O tema ganhou força diante do interesse de Suzane na herança de aproximadamente R$ 5 milhões de seu tio materno, o médico Miguel Abdalla Neto, falecido em janeiro por causas naturais. Como o médico não possuía cônjuge, descendentes ou testamento registrado, a sobrinha — que atualmente cumpre pena em liberdade pelo homicídio dos pais em 2002 — estaria apta a pleitear os bens, cenário que o novo projeto busca impedir.
O que o deputado disse?
A fundamentação do deputado Fernando Marangoni para o PL 101/2026 baseia-se na correção do que ele define como uma falha no sistema legal, que hoje permite que criminosos herdem bens de parentes colaterais. Segundo o parlamentar, a proposta atua como uma proteção moral, impedindo que a herança seja entregue a quem rompeu de forma violenta os laços de lealdade e solidariedade familiar.

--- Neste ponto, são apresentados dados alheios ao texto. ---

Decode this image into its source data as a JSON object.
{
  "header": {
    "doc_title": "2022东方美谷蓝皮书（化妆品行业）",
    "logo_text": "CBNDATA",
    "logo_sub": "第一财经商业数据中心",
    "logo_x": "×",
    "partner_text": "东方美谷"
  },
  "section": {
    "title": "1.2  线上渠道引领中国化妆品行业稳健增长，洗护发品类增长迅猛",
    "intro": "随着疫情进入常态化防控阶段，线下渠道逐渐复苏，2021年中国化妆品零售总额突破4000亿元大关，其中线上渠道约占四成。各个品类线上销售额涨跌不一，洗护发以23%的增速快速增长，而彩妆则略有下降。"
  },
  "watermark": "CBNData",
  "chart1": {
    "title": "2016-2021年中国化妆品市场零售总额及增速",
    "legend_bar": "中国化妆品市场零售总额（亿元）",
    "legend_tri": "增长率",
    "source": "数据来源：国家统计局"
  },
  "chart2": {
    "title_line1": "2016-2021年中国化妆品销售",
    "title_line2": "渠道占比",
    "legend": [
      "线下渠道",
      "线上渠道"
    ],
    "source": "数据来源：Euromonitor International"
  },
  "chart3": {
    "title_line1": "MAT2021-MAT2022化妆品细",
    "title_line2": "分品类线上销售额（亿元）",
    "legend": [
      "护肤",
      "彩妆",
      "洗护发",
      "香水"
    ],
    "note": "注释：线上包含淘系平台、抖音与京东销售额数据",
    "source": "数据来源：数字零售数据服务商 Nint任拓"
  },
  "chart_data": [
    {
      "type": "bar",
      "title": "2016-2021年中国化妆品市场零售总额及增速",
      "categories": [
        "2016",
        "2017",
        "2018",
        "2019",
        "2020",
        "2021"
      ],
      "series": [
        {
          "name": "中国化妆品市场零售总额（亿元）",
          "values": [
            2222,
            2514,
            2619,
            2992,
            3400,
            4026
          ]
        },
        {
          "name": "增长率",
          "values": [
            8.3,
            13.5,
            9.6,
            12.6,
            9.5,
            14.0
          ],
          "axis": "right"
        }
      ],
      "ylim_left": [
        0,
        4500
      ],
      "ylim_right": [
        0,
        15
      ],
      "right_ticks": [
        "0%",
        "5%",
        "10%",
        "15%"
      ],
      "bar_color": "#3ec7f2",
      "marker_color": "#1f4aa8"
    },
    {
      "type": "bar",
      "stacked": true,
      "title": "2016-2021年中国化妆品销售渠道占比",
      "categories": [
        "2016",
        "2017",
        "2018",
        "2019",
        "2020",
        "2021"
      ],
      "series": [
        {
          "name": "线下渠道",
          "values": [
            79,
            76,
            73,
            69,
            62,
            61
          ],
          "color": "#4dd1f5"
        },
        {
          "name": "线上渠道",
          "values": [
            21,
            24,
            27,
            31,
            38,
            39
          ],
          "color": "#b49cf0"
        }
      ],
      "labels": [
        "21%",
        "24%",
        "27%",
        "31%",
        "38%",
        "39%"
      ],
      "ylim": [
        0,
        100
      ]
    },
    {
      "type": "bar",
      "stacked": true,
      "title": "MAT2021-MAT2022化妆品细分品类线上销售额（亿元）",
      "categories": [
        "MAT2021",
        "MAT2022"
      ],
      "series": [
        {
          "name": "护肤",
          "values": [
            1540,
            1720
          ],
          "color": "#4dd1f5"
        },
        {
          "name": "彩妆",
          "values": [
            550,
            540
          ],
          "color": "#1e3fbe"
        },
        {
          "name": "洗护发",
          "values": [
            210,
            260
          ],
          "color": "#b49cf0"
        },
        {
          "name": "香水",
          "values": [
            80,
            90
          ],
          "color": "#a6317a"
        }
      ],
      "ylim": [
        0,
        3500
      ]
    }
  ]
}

Impedimento por indignidade
Marangoni argumenta que é inaceitável que alguém condenado pelo assassinato dos pais possa, posteriormente, lucrar com o patrimônio de outros membros da mesma família, como no caso de Suzane von Richthofen em relação aos bens de seu tio.
Para o deputado, a gravidade do crime cometido contra os genitores deveria ser motivo suficiente para invalidar qualquer direito sucessório dentro da linhagem familiar, evitando que a pessoa se beneficie financeiramente de uma estrutura que ela mesma ajudou a destruir.